The athletes represented in Jenkins v. NCAA—all onetime Division I basketball and football players—aren’t seeking damages, but rather an injunction that would make the status quo illegal, open up athlete compensation to market forces, and basically blow up the NCAA as currently constructed.

This clip from The Daily Show from a couple of months ago featured Kain Colter, the Northwestern University football player whose claim that what he did was a job and that student athletes should be allowed to unionize was upheld by the regional director of the National Labor Relations Board and started this ball rolling.
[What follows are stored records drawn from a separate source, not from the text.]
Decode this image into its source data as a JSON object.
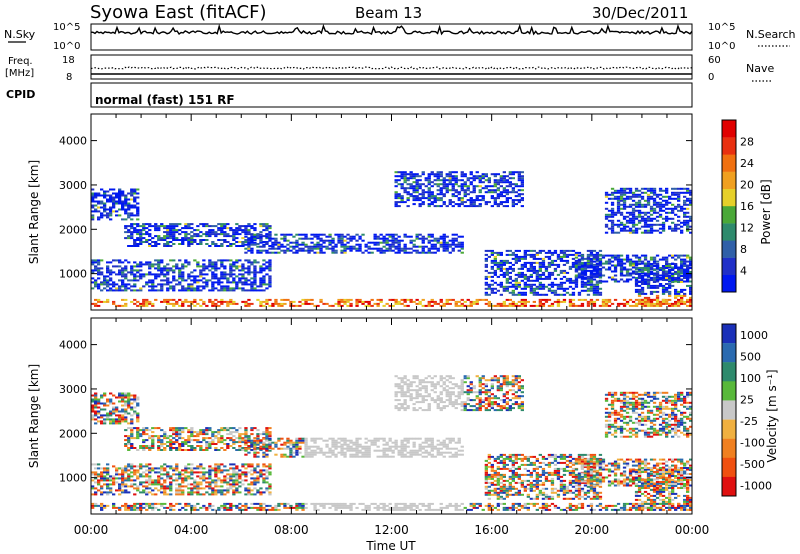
{
  "header": {
    "station": "Syowa East (fitACF)",
    "beam": "Beam 13",
    "date": "30/Dec/2011"
  },
  "noise_panel": {
    "left_label": "N.Sky",
    "right_label": "N.Search",
    "left_ticks": [
      "10^5",
      "10^0"
    ],
    "right_ticks": [
      "10^5",
      "10^0"
    ]
  },
  "freq_panel": {
    "left_label_1": "Freq.",
    "left_label_2": "[MHz]",
    "right_label": "Nave",
    "left_ticks": [
      "18",
      "8"
    ],
    "right_ticks": [
      "60",
      "0"
    ]
  },
  "cpid_panel": {
    "label": "CPID",
    "mode": "normal (fast) 151 RF"
  },
  "chart_data": [
    {
      "type": "heatmap",
      "panel": "power",
      "ylabel": "Slant Range [km]",
      "xlabel": "Time UT",
      "yticks": [
        1000,
        2000,
        3000,
        4000
      ],
      "ylim": [
        180,
        4600
      ],
      "xticks": [
        "00:00",
        "04:00",
        "08:00",
        "12:00",
        "16:00",
        "20:00",
        "00:00"
      ],
      "colorbar_label": "Power [dB]",
      "colorbar_ticks": [
        "4",
        "8",
        "12",
        "16",
        "20",
        "24",
        "28"
      ],
      "colors": [
        "#0018f0",
        "#2030c8",
        "#3060a8",
        "#2e8a6c",
        "#4aa838",
        "#e6d02a",
        "#f0a020",
        "#f07010",
        "#e83010",
        "#e00000"
      ]
    },
    {
      "type": "heatmap",
      "panel": "velocity",
      "ylabel": "Slant Range [km]",
      "xlabel": "Time UT",
      "yticks": [
        1000,
        2000,
        3000,
        4000
      ],
      "ylim": [
        180,
        4600
      ],
      "xticks": [
        "00:00",
        "04:00",
        "08:00",
        "12:00",
        "16:00",
        "20:00",
        "00:00"
      ],
      "colorbar_label": "Velocity [m s⁻¹]",
      "colorbar_ticks": [
        "1000",
        "500",
        "100",
        "25",
        "-25",
        "-100",
        "-500",
        "-1000"
      ],
      "colors": [
        "#1a30b8",
        "#2a6ab0",
        "#2e8a6c",
        "#58b83a",
        "#c8c8c8",
        "#f0b040",
        "#f08020",
        "#f05010",
        "#e01010"
      ]
    }
  ],
  "time_axis_label": "Time UT"
}
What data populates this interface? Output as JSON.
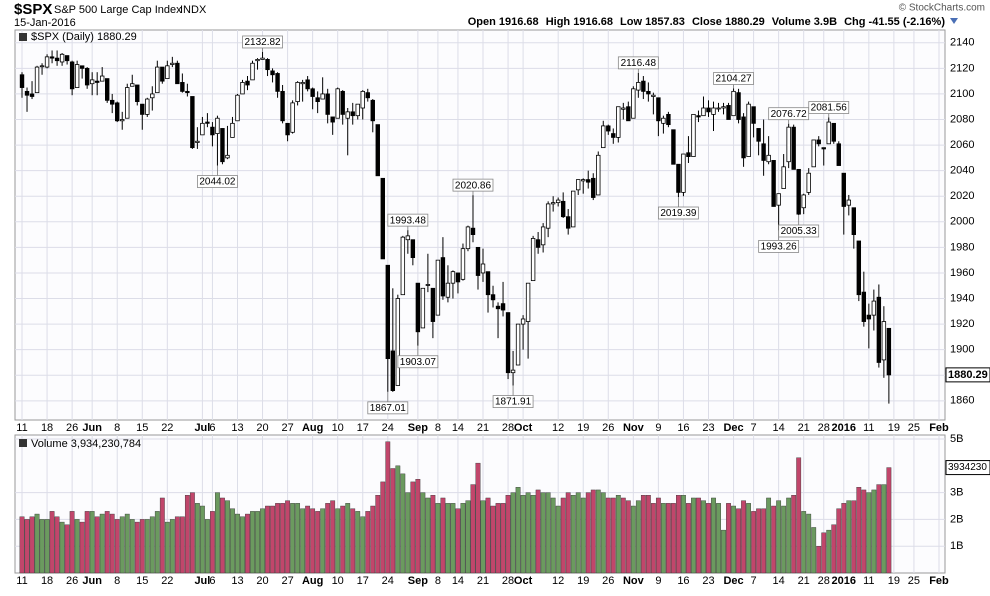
{
  "header": {
    "symbol": "$SPX",
    "name": "S&P 500 Large Cap Index",
    "exchange": "INDX",
    "date": "15-Jan-2016",
    "copyright": "© StockCharts.com",
    "quote_labels": [
      "Open",
      "High",
      "Low",
      "Close",
      "Volume",
      "Chg"
    ],
    "volume_text": "3.9B",
    "change": -41.55,
    "change_pct": "(-2.16%)",
    "legend": "$SPX (Daily)",
    "volume_legend_value": "3,934,230,784",
    "volume_tag": "3934230"
  },
  "chart_data": {
    "type": "candlestick",
    "candle_color": "#000000",
    "up_fill": "#ffffff",
    "volume_up_color": "#6b9a5f",
    "volume_down_color": "#c1466b",
    "xlim": [
      -1.4,
      184.2
    ],
    "ylim": [
      1845,
      2150
    ],
    "yticks": [
      1860,
      1880,
      1900,
      1920,
      1940,
      1960,
      1980,
      2000,
      2020,
      2040,
      2060,
      2080,
      2100,
      2120,
      2140
    ],
    "volume_ylim": [
      0,
      5.15
    ],
    "volume_yticks": [
      {
        "value": 1,
        "label": "1B"
      },
      {
        "value": 2,
        "label": "2B"
      },
      {
        "value": 3,
        "label": "3B"
      },
      {
        "value": 5,
        "label": "5B"
      }
    ],
    "grid": true,
    "xticks": [
      {
        "value": 0,
        "label": "11"
      },
      {
        "value": 5,
        "label": "18"
      },
      {
        "value": 10,
        "label": "26"
      },
      {
        "value": 14,
        "label": "Jun"
      },
      {
        "value": 19,
        "label": "8"
      },
      {
        "value": 24,
        "label": "15"
      },
      {
        "value": 29,
        "label": "22"
      },
      {
        "value": 36,
        "label": "Jul"
      },
      {
        "value": 38,
        "label": "6"
      },
      {
        "value": 43,
        "label": "13"
      },
      {
        "value": 48,
        "label": "20"
      },
      {
        "value": 53,
        "label": "27"
      },
      {
        "value": 58,
        "label": "Aug"
      },
      {
        "value": 63,
        "label": "10"
      },
      {
        "value": 68,
        "label": "17"
      },
      {
        "value": 73,
        "label": "24"
      },
      {
        "value": 79,
        "label": "Sep"
      },
      {
        "value": 83,
        "label": "8"
      },
      {
        "value": 87,
        "label": "14"
      },
      {
        "value": 92,
        "label": "21"
      },
      {
        "value": 97,
        "label": "28"
      },
      {
        "value": 100,
        "label": "Oct"
      },
      {
        "value": 107,
        "label": "12"
      },
      {
        "value": 112,
        "label": "19"
      },
      {
        "value": 117,
        "label": "26"
      },
      {
        "value": 122,
        "label": "Nov"
      },
      {
        "value": 127,
        "label": "9"
      },
      {
        "value": 132,
        "label": "16"
      },
      {
        "value": 137,
        "label": "23"
      },
      {
        "value": 142,
        "label": "Dec"
      },
      {
        "value": 146,
        "label": "7"
      },
      {
        "value": 151,
        "label": "14"
      },
      {
        "value": 156,
        "label": "21"
      },
      {
        "value": 160,
        "label": "28"
      },
      {
        "value": 164,
        "label": "2016"
      },
      {
        "value": 169,
        "label": "11"
      },
      {
        "value": 174,
        "label": "19"
      },
      {
        "value": 178,
        "label": "25"
      },
      {
        "value": 183,
        "label": "Feb"
      }
    ],
    "ohlc": [
      [
        2115,
        2117,
        2097,
        2105
      ],
      [
        2102,
        2105,
        2086,
        2099
      ],
      [
        2100,
        2110,
        2096,
        2098
      ],
      [
        2101,
        2122,
        2101,
        2121
      ],
      [
        2122,
        2124,
        2115,
        2122
      ],
      [
        2121,
        2131,
        2120,
        2129
      ],
      [
        2129,
        2134,
        2124,
        2128
      ],
      [
        2128,
        2134,
        2122,
        2126
      ],
      [
        2125,
        2132,
        2122,
        2131
      ],
      [
        2130,
        2130,
        2123,
        2126
      ],
      [
        2125,
        2126,
        2099,
        2104
      ],
      [
        2105,
        2126,
        2105,
        2123
      ],
      [
        2122,
        2122,
        2112,
        2120
      ],
      [
        2120,
        2121,
        2104,
        2107
      ],
      [
        2108,
        2117,
        2099,
        2111
      ],
      [
        2110,
        2117,
        2099,
        2109
      ],
      [
        2110,
        2121,
        2110,
        2114
      ],
      [
        2112,
        2112,
        2093,
        2095
      ],
      [
        2095,
        2100,
        2085,
        2092
      ],
      [
        2093,
        2094,
        2078,
        2079
      ],
      [
        2079,
        2086,
        2072,
        2080
      ],
      [
        2081,
        2108,
        2081,
        2105
      ],
      [
        2106,
        2115,
        2106,
        2108
      ],
      [
        2107,
        2107,
        2091,
        2094
      ],
      [
        2092,
        2092,
        2072,
        2084
      ],
      [
        2084,
        2097,
        2082,
        2096
      ],
      [
        2097,
        2106,
        2087,
        2100
      ],
      [
        2101,
        2126,
        2101,
        2121
      ],
      [
        2121,
        2121,
        2108,
        2110
      ],
      [
        2112,
        2126,
        2112,
        2122
      ],
      [
        2123,
        2129,
        2121,
        2124
      ],
      [
        2124,
        2126,
        2108,
        2108
      ],
      [
        2109,
        2116,
        2101,
        2102
      ],
      [
        2102,
        2108,
        2098,
        2101
      ],
      [
        2098,
        2098,
        2057,
        2058
      ],
      [
        2062,
        2074,
        2057,
        2063
      ],
      [
        2068,
        2082,
        2068,
        2077
      ],
      [
        2078,
        2085,
        2074,
        2077
      ],
      [
        2074,
        2078,
        2059,
        2068
      ],
      [
        2069,
        2083,
        2044.02,
        2081
      ],
      [
        2073,
        2073,
        2045,
        2047
      ],
      [
        2050,
        2075,
        2049,
        2052
      ],
      [
        2066,
        2082,
        2066,
        2077
      ],
      [
        2079,
        2100,
        2079,
        2099
      ],
      [
        2100,
        2111,
        2100,
        2109
      ],
      [
        2110,
        2114,
        2103,
        2107
      ],
      [
        2111,
        2126,
        2111,
        2124
      ],
      [
        2126,
        2128,
        2119,
        2127
      ],
      [
        2127,
        2132.82,
        2127,
        2128
      ],
      [
        2127,
        2128,
        2114,
        2119
      ],
      [
        2118,
        2120,
        2109,
        2115
      ],
      [
        2116,
        2117,
        2097,
        2102
      ],
      [
        2102,
        2107,
        2077,
        2079
      ],
      [
        2077,
        2077,
        2063,
        2068
      ],
      [
        2070,
        2095,
        2069,
        2093
      ],
      [
        2094,
        2110,
        2091,
        2109
      ],
      [
        2108,
        2111,
        2094,
        2109
      ],
      [
        2111,
        2114,
        2102,
        2104
      ],
      [
        2104,
        2105,
        2088,
        2098
      ],
      [
        2097,
        2102,
        2085,
        2094
      ],
      [
        2096,
        2113,
        2096,
        2100
      ],
      [
        2100,
        2104,
        2077,
        2084
      ],
      [
        2082,
        2082,
        2068,
        2078
      ],
      [
        2081,
        2105,
        2081,
        2104
      ],
      [
        2102,
        2103,
        2076,
        2084
      ],
      [
        2081,
        2089,
        2052,
        2086
      ],
      [
        2086,
        2093,
        2076,
        2083
      ],
      [
        2083,
        2092,
        2080,
        2092
      ],
      [
        2089,
        2103,
        2080,
        2102
      ],
      [
        2101,
        2104,
        2094,
        2097
      ],
      [
        2095,
        2096,
        2070,
        2079
      ],
      [
        2076,
        2076,
        2036,
        2036
      ],
      [
        2034,
        2034,
        1971,
        1971
      ],
      [
        1966,
        1966,
        1867.01,
        1893
      ],
      [
        1899,
        1948,
        1867,
        1868
      ],
      [
        1872,
        1943,
        1872,
        1940
      ],
      [
        1943,
        1989,
        1943,
        1988
      ],
      [
        1986,
        1993.48,
        1975,
        1989
      ],
      [
        1986,
        1986,
        1966,
        1972
      ],
      [
        1952,
        1952,
        1903.07,
        1914
      ],
      [
        1917,
        1948,
        1917,
        1948
      ],
      [
        1951,
        1975,
        1945,
        1951
      ],
      [
        1948,
        1948,
        1909,
        1922
      ],
      [
        1927,
        1970,
        1927,
        1970
      ],
      [
        1972,
        1988,
        1939,
        1942
      ],
      [
        1941,
        1966,
        1937,
        1952
      ],
      [
        1952,
        1962,
        1940,
        1961
      ],
      [
        1960,
        1960,
        1944,
        1953
      ],
      [
        1955,
        1983,
        1954,
        1979
      ],
      [
        1979,
        1997,
        1977,
        1996
      ],
      [
        1995,
        2020.86,
        1984,
        1990
      ],
      [
        1980,
        1980,
        1947,
        1958
      ],
      [
        1960,
        1979,
        1953,
        1967
      ],
      [
        1961,
        1961,
        1929,
        1943
      ],
      [
        1943,
        1950,
        1933,
        1939
      ],
      [
        1934,
        1937,
        1909,
        1932
      ],
      [
        1936,
        1953,
        1926,
        1931
      ],
      [
        1929,
        1929,
        1877,
        1882
      ],
      [
        1882,
        1899,
        1871.91,
        1884
      ],
      [
        1888,
        1920,
        1888,
        1920
      ],
      [
        1920,
        1927,
        1900,
        1924
      ],
      [
        1922,
        1952,
        1893,
        1952
      ],
      [
        1954,
        1989,
        1954,
        1987
      ],
      [
        1986,
        1992,
        1975,
        1980
      ],
      [
        1982,
        1999,
        1976,
        1996
      ],
      [
        1995,
        2016,
        1988,
        2014
      ],
      [
        2014,
        2020,
        2008,
        2015
      ],
      [
        2015,
        2019,
        2012,
        2017
      ],
      [
        2016,
        2023,
        2003,
        2004
      ],
      [
        2004,
        2010,
        1990,
        1995
      ],
      [
        1996,
        2024,
        1996,
        2024
      ],
      [
        2025,
        2033,
        2021,
        2033
      ],
      [
        2032,
        2034,
        2022,
        2033
      ],
      [
        2033,
        2040,
        2026,
        2031
      ],
      [
        2034,
        2038,
        2017,
        2019
      ],
      [
        2021,
        2055,
        2021,
        2052
      ],
      [
        2058,
        2079,
        2058,
        2075
      ],
      [
        2075,
        2076,
        2068,
        2071
      ],
      [
        2069,
        2073,
        2061,
        2066
      ],
      [
        2066,
        2090,
        2062,
        2090
      ],
      [
        2088,
        2093,
        2080,
        2089
      ],
      [
        2090,
        2094,
        2079,
        2079
      ],
      [
        2081,
        2106,
        2081,
        2104
      ],
      [
        2103,
        2116.48,
        2097,
        2109
      ],
      [
        2110,
        2114,
        2096,
        2102
      ],
      [
        2102,
        2109,
        2094,
        2100
      ],
      [
        2098,
        2101,
        2084,
        2099
      ],
      [
        2097,
        2097,
        2067,
        2079
      ],
      [
        2077,
        2083,
        2069,
        2081
      ],
      [
        2084,
        2086,
        2074,
        2076
      ],
      [
        2072,
        2072,
        2045,
        2045
      ],
      [
        2045,
        2045,
        2019.39,
        2023
      ],
      [
        2023,
        2053,
        2020,
        2053
      ],
      [
        2054,
        2067,
        2046,
        2051
      ],
      [
        2051,
        2084,
        2051,
        2084
      ],
      [
        2083,
        2087,
        2078,
        2082
      ],
      [
        2083,
        2098,
        2083,
        2089
      ],
      [
        2089,
        2095,
        2082,
        2086
      ],
      [
        2084,
        2094,
        2071,
        2089
      ],
      [
        2089,
        2093,
        2086,
        2089
      ],
      [
        2089,
        2093,
        2084,
        2090
      ],
      [
        2091,
        2093,
        2080,
        2080
      ],
      [
        2083,
        2104.27,
        2083,
        2102
      ],
      [
        2101,
        2104,
        2077,
        2080
      ],
      [
        2082,
        2085,
        2043,
        2050
      ],
      [
        2051,
        2094,
        2051,
        2092
      ],
      [
        2090,
        2090,
        2066,
        2077
      ],
      [
        2073,
        2073,
        2052,
        2063
      ],
      [
        2061,
        2080,
        2036,
        2048
      ],
      [
        2047,
        2067,
        2045,
        2052
      ],
      [
        2048,
        2048,
        2012,
        2012
      ],
      [
        2013,
        2022,
        1993.26,
        2022
      ],
      [
        2026,
        2053,
        2026,
        2043
      ],
      [
        2047,
        2076.72,
        2042,
        2074
      ],
      [
        2074,
        2076,
        2041,
        2041
      ],
      [
        2041,
        2041,
        2005.33,
        2006
      ],
      [
        2011,
        2022,
        2006,
        2021
      ],
      [
        2023,
        2042,
        2021,
        2038
      ],
      [
        2043,
        2064,
        2043,
        2064
      ],
      [
        2064,
        2067,
        2059,
        2061
      ],
      [
        2058,
        2058,
        2044,
        2057
      ],
      [
        2061,
        2081.56,
        2061,
        2078
      ],
      [
        2077,
        2077,
        2061,
        2063
      ],
      [
        2061,
        2063,
        2044,
        2044
      ],
      [
        2038,
        2038,
        1990,
        2012
      ],
      [
        2013,
        2021,
        2005,
        2017
      ],
      [
        2011,
        2011,
        1979,
        1990
      ],
      [
        1985,
        1985,
        1938,
        1943
      ],
      [
        1945,
        1961,
        1918,
        1922
      ],
      [
        1927,
        1936,
        1901,
        1924
      ],
      [
        1927,
        1947,
        1915,
        1938
      ],
      [
        1941,
        1951,
        1886,
        1890
      ],
      [
        1892,
        1934,
        1878,
        1922
      ],
      [
        1916.68,
        1916.68,
        1857.83,
        1880.29
      ]
    ],
    "volume": [
      2.1,
      2.0,
      2.1,
      2.2,
      2.0,
      2.0,
      2.3,
      2.1,
      1.9,
      1.8,
      2.3,
      2.0,
      1.9,
      2.3,
      2.3,
      2.1,
      2.2,
      2.3,
      2.2,
      2.0,
      2.1,
      2.2,
      2.0,
      1.9,
      2.0,
      2.0,
      2.1,
      2.3,
      2.8,
      1.9,
      2.0,
      2.1,
      2.1,
      2.9,
      3.0,
      2.6,
      2.5,
      2.0,
      2.3,
      3.0,
      2.8,
      2.7,
      2.4,
      2.2,
      2.1,
      2.2,
      2.3,
      2.3,
      2.4,
      2.5,
      2.5,
      2.6,
      2.6,
      2.7,
      2.6,
      2.6,
      2.4,
      2.5,
      2.4,
      2.3,
      2.4,
      2.6,
      2.7,
      2.4,
      2.5,
      2.6,
      2.4,
      2.3,
      2.1,
      2.3,
      2.5,
      2.9,
      3.4,
      4.9,
      3.9,
      4.0,
      3.7,
      3.0,
      3.4,
      3.5,
      3.0,
      2.8,
      2.9,
      2.6,
      2.8,
      2.6,
      2.6,
      2.4,
      2.6,
      2.7,
      3.3,
      4.1,
      2.7,
      2.8,
      2.5,
      2.6,
      2.6,
      2.9,
      3.0,
      3.2,
      2.9,
      3.0,
      2.9,
      3.1,
      3.0,
      3.0,
      2.8,
      2.5,
      2.8,
      3.0,
      2.9,
      3.0,
      2.8,
      3.0,
      3.1,
      3.1,
      3.0,
      2.8,
      2.8,
      2.9,
      2.8,
      2.7,
      2.5,
      2.7,
      2.9,
      2.9,
      2.6,
      2.8,
      2.6,
      2.6,
      2.6,
      2.9,
      2.9,
      2.6,
      2.8,
      2.8,
      2.7,
      2.6,
      2.8,
      2.6,
      1.6,
      2.6,
      2.5,
      2.4,
      2.7,
      2.6,
      2.3,
      2.4,
      2.4,
      2.8,
      2.5,
      2.7,
      2.5,
      2.8,
      2.9,
      4.3,
      2.3,
      2.2,
      1.7,
      1.0,
      1.5,
      1.6,
      1.8,
      2.4,
      2.6,
      2.7,
      2.7,
      3.2,
      3.1,
      3.0,
      3.1,
      3.3,
      3.3,
      3.934230784
    ]
  }
}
(This clip aired on June 10, 2014. To get suggestions on how to view clips of The Daily Show and The Colbert Report outside the US, please see this earlier post. If the videos autoplay, please see here for a diagnosis and possible solutions.)

Comments

  1. lpetrich says

    Sort of like the Olympics? It has the pretension that all its participants must be amateurs, despite it being impossible to perform very well unless one is a de facto professional.

    --

    There is a document that is supposedly a Soviet press-censorship list, a long list of subjects that the Soviet Union’s news media was not allowed to talk about. It included the travel plans of Soviet leaders, the censorship system itself, intelligence agencies’ operations, details on crime and prisoners and prisons, how many illiterate people, details of accidents and natural disasters, the ruble’s purchasing power relative to other currencies, the population’s income vs. spending, hostile actions against Soviet citizens, cost of tourist services vs. prices charged tourists, arms sales abroad, anything that suggests armed-forces poor behavior, how many drug addicts, on-the-job injuries, the audibility of foreign radio stations, and this one:

    Information about the duration of all-union [nationwide] training sessions for athletes; information about the rates of pay for athletes; information about the money prizes for good results in sports competitions; information about the finance, maintenance, and staff of athletic teams.

  2. dean says

    lpetrich, the “requirement” that an athlete hold amateur status in order to participate in the Olympics hasn’t been in effect since 1986, when the International Federation gave professionals permission to compete in every sport.